Décentraliser l’Art avec la Science

L’approche curatoriale de l’exposition reflète l’identité même de BeMA : nomadisme, collaboration et ce que le musée décrit comme une “imagination civique.” Faute de bâtiment permanent, le Beirut Museum of Art est un musée en mouvement, tout comme son exposition.

Choisir le Palais de Beiteddine comme premier site d’accueil n’est pas anodin, explique Juliana : en plus de sa valeur culturelle, ce lieu incarne un principe central du programme : la décentralisation. L’objectif est de sortir l’art des frontières de Beyrouth – trop souvent seul centre culturel du pays – pour le rendre accessible à d’autres régions du Liban.

Cette philosophie mobile s’inspire notamment d’une tradition régionale ancienne. À l’époque ottomane, les conteurs voyageaient de village en village avec des “cabinets de curiosités” les fameux sandouk el ferjeh, sortes de théâtres de papier offrant des aperçus d’univers lointains.

Dans cette même veine, l’exposition comprend des cabinets de curiosités réinterprétés, disséminés dans l’espace. La majorité des œuvres sont installées sur des structures mobiles et modulables conçues par le designer produit libanais Kamal Aoun. Ce dernier a inventé le handler, un système d’accrochage avec pièces interchangeables, permettant d’adapter les expositions à tous les lieux.



Nothing But Flowers

L’exposition Nothing But Flowers, présentée par la galerie Saleh Barakat, vous plonge dans une ambiance vibrante, colorée, et empreinte du charme enivrant des fleurs.

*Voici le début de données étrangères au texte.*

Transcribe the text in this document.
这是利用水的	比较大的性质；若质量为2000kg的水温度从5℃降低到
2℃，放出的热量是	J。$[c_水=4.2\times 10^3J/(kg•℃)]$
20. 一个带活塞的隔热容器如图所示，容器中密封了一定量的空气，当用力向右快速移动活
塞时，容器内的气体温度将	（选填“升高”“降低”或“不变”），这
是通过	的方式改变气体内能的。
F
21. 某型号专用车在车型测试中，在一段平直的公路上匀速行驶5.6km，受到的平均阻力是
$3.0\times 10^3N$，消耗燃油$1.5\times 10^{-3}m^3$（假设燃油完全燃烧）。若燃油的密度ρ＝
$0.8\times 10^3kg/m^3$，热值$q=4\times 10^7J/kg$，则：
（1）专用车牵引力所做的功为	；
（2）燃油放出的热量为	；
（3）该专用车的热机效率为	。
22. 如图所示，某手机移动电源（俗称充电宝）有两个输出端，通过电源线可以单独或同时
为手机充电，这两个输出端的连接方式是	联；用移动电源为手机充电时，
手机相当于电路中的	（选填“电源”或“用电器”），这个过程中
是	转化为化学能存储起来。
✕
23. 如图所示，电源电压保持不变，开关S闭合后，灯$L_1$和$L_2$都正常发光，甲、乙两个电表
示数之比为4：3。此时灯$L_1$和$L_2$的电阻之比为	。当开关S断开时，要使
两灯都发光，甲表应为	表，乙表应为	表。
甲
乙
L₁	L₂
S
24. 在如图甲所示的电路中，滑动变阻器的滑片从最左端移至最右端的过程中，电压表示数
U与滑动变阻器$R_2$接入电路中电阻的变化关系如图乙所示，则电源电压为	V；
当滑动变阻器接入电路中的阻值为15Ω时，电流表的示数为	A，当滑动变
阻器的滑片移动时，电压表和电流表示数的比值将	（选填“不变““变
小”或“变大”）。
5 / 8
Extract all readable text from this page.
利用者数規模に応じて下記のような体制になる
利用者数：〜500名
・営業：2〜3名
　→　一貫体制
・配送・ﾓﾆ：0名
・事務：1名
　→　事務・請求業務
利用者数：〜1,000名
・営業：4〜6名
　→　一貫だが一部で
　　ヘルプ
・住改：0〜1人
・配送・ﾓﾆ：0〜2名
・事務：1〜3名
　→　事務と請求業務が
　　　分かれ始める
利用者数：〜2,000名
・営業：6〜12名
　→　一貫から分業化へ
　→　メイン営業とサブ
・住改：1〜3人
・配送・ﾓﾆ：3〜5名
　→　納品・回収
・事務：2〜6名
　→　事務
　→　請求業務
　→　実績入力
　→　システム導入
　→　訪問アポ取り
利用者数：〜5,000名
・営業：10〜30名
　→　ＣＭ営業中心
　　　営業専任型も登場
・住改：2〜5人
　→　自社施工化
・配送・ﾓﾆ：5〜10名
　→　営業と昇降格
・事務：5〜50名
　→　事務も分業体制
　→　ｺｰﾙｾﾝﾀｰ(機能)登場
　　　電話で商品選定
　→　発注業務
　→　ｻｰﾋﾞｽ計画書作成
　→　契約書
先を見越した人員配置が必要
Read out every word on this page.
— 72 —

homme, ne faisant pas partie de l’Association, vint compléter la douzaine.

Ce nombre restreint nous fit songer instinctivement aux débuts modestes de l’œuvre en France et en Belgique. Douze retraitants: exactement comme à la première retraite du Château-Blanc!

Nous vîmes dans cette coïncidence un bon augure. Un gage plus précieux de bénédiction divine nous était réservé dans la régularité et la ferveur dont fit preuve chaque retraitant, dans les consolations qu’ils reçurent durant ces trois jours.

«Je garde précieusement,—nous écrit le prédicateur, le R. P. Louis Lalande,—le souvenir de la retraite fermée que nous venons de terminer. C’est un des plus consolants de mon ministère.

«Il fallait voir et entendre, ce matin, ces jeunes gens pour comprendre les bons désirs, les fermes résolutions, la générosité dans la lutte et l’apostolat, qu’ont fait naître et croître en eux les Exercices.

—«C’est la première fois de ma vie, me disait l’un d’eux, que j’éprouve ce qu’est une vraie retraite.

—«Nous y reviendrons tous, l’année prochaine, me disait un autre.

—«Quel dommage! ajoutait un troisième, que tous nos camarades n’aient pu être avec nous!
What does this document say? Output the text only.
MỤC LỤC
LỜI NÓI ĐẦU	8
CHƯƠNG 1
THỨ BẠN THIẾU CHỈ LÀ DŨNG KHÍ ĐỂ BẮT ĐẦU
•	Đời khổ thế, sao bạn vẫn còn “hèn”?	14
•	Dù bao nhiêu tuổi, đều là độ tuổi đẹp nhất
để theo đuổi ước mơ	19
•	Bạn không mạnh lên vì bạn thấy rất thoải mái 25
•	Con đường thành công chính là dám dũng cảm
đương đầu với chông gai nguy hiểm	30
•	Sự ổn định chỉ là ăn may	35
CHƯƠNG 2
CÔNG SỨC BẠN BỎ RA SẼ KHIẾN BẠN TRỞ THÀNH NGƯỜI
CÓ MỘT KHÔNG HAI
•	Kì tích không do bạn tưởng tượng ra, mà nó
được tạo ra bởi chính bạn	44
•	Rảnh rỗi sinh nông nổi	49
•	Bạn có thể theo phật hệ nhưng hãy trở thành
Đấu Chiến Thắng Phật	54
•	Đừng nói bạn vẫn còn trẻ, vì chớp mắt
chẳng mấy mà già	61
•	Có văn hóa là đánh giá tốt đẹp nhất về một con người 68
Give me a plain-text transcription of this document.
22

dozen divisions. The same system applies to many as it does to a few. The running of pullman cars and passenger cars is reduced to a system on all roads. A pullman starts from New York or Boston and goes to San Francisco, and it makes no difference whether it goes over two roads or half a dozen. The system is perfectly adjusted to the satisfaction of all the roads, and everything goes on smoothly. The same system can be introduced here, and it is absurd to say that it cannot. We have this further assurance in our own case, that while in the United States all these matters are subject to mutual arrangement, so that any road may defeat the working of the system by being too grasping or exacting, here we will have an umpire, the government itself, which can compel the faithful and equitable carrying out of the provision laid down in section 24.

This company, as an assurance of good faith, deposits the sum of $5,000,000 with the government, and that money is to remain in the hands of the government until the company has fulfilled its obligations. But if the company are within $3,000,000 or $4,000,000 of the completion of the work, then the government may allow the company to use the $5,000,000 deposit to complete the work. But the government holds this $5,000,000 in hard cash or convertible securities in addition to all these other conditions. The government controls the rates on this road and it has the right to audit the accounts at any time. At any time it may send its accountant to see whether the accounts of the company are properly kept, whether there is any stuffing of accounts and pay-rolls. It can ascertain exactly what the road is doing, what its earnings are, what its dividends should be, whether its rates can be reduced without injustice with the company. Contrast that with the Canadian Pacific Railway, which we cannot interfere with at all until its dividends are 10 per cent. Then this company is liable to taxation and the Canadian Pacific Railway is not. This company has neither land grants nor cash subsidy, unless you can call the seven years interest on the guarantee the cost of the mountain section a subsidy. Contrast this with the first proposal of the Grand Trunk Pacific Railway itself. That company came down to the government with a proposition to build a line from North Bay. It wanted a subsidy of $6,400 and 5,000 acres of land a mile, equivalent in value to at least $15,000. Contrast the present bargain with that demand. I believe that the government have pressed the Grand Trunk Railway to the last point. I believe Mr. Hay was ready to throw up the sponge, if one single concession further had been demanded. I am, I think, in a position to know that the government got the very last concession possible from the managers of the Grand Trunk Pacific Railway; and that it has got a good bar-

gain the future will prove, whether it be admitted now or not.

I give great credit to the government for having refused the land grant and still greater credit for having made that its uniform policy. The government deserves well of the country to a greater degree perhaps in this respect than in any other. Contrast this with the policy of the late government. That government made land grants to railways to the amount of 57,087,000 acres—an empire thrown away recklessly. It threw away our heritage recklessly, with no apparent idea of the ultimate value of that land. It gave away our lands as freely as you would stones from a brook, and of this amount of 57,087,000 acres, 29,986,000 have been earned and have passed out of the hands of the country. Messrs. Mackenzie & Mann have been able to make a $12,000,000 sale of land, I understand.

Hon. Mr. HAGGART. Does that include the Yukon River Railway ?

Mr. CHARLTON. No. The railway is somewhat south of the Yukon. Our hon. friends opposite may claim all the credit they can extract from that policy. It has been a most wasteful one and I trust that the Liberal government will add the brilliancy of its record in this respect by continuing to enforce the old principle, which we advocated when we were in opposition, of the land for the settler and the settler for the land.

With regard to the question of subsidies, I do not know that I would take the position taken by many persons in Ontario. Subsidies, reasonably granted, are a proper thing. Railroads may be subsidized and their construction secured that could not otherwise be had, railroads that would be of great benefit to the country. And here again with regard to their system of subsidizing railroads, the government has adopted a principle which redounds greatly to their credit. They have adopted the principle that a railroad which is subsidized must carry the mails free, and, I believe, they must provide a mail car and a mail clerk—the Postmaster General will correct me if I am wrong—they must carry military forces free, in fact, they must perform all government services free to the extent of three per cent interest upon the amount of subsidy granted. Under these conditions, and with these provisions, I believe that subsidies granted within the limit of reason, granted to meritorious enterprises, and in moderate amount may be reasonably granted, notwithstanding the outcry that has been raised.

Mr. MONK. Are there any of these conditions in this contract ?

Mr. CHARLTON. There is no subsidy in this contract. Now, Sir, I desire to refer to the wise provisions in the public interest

Barakat explique que cette exposition est née d’un besoin de réconfort après une année particulièrement éprouvante pour le Liban. Il souhaitait offrir “des vibrations positives et de l’optimisme.” Les fleurs, dans toutes leurs formes et styles, viennent ainsi compléter de manière harmonieuse Unfolding Landscapes, les deux expositions rendant hommage à la beauté du monde naturel.

“En partant du travail de Bibi Zogbé, qui a peint des fleurs tout au long de sa carrière, l’exposition explore les façons dont les artistes modernes et contemporains ont élargi les possibilités visuelles de représenter cet élément naturel particulier.

Si les fleurs ont longtemps été représentées comme éléments ornementaux, c’est avec l’essor de la peinture de genre qu’elles deviennent des marqueurs dénaturalisés de la beauté artistique. Cette exposition tire son titre de la chanson de 1988 des Talking Heads, Nothing But Flowers, qui inverse de manière satirique le désir romantique de retour à un état de nature précapitaliste.

Saleh Barakat conclut, « Nothing But Flowers examine comment les artistes ont remis en question le naturalisme dans l’art et mobilisé la fleur comme un motif porteur de préoccupations sociales et politiques.”



Les expositions sont ouvertes au public du 11 juillet au 31 août 2025.